Warby also said that the requirements listed in Article 23(2) of the GDPR were particularised at some length and in some detail. While Article 23(2) of the GDPR did comprise a checklist, it was cast in mandatory terms and called for "specific" provisions, which should surely be given some meaning. In any event, in Warby's judgment, in light of the ECJ case law, Article 23(2) of the GDPR should be read as requiring any derogation to be effected by a "legislative measure" that:
- is tailored to the derogation;
- is legally enforceable;
- contains provisions that are specific to the listed topics (to the extent that they are relevant to the derogation in question);
- is precise; and
- produces a reasonably foreseeable outcome.
The ECJ has repeatedly rejected submissions to the effect that domestic legislation should be held to be legitimate on the basis that sufficient safeguards could be found elsewhere in the overall legal framework.
Warby said that these conclusions were also consistent with European Data Protection Board Guidelines 10/2020 (Paragraphs 45 and 46).

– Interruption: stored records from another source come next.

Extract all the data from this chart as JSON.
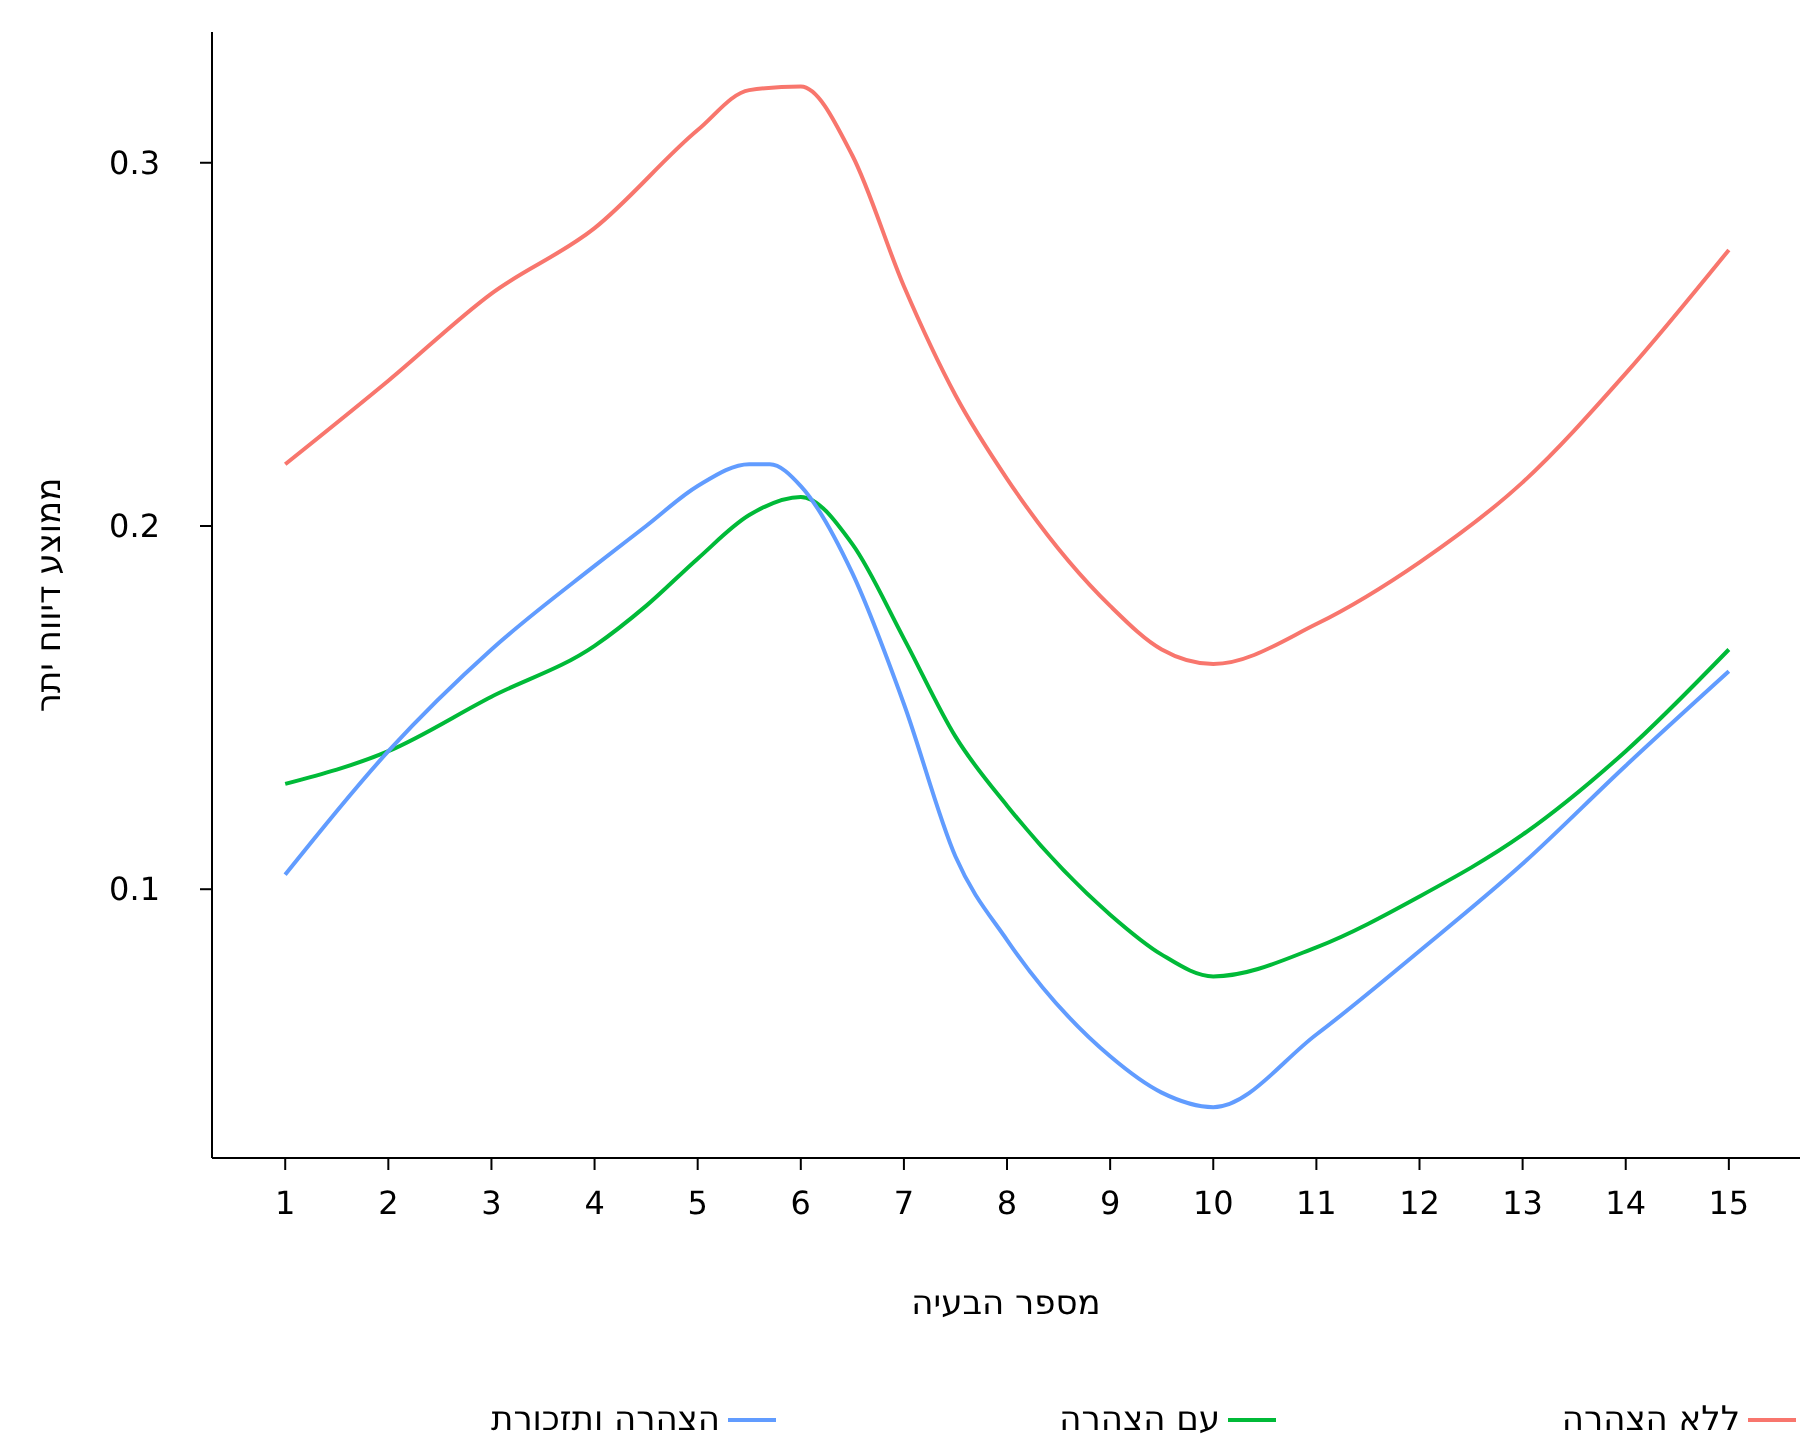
{
  "chart_data": {
    "type": "line",
    "xlabel": "מספר הבעיה",
    "ylabel": "ממוצע דיווח יתר",
    "xlim": [
      0.29,
      15.69
    ],
    "xticks": [
      1,
      2,
      3,
      4,
      5,
      6,
      7,
      8,
      9,
      10,
      11,
      12,
      13,
      14,
      15
    ],
    "ylim": [
      0.026,
      0.336
    ],
    "yticks": [
      0.1,
      0.2,
      0.3
    ],
    "grid": false,
    "legend": "bottom",
    "marker": "none",
    "line_style": "solid",
    "series": [
      {
        "name": "ללא הצהרה",
        "color": "#f8766d",
        "x": [
          1,
          2,
          3,
          4,
          5,
          5.5,
          6,
          6.5,
          7,
          7.5,
          8,
          9,
          9.5,
          10,
          11,
          12,
          13,
          14,
          15
        ],
        "values": [
          0.217,
          0.24,
          0.264,
          0.282,
          0.309,
          0.32,
          0.321,
          0.302,
          0.266,
          0.236,
          0.213,
          0.178,
          0.166,
          0.162,
          0.173,
          0.19,
          0.212,
          0.242,
          0.276
        ]
      },
      {
        "name": "עם הצהרה",
        "color": "#00ba38",
        "x": [
          1,
          2,
          3,
          4,
          4.5,
          5,
          5.5,
          6,
          6.5,
          7,
          7.5,
          8,
          9,
          9.5,
          10,
          11,
          12,
          13,
          14,
          15
        ],
        "values": [
          0.129,
          0.138,
          0.153,
          0.167,
          0.178,
          0.191,
          0.203,
          0.208,
          0.195,
          0.169,
          0.142,
          0.123,
          0.093,
          0.082,
          0.076,
          0.084,
          0.098,
          0.115,
          0.138,
          0.166
        ]
      },
      {
        "name": "הצהרה ותזכורת",
        "color": "#619cff",
        "x": [
          1,
          2,
          3,
          4,
          4.5,
          5,
          5.5,
          5.7,
          6,
          6.5,
          7,
          7.5,
          8,
          9,
          9.5,
          10,
          11,
          12,
          13,
          14,
          15
        ],
        "values": [
          0.104,
          0.138,
          0.166,
          0.189,
          0.2,
          0.211,
          0.217,
          0.217,
          0.211,
          0.187,
          0.151,
          0.109,
          0.086,
          0.054,
          0.044,
          0.04,
          0.06,
          0.083,
          0.107,
          0.134,
          0.16
        ]
      }
    ]
  }
}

Warby agreed with the judge that the immigration exemption addressed an important aspect of the public interest that fell within the scope of Article 23(1)(e) of the GDPR. However, he said that the judge had been wrong to reject the claimants' submissions on Article 23(2) of the GDPR. He held that when reading Article 23 of the GDPR as a whole, it was clear that the immigration exemption was non-compliant. He pointed out that the exemption itself contain nothing, specific or otherwise, about any of the matters listed in Article 23(2) of the GDPR. Further, Warby said that even assuming, without deciding, that it is permissible for the "specific provisions" required by Article 23(2) of the GDPR to be contained in some separate legislative measure, there was no such measure.
Warby concluded by saying that the appropriate remedy in a case of incompatibility was "a sensitive matter". He therefore deferred a decision on relief, inviting further submissions in light of his findings.(1)
Endnotes
(1) The Open Rights Group v The Secretary of State for the Home Department ([2021] EWCA Civ 800 (26 May 2021)).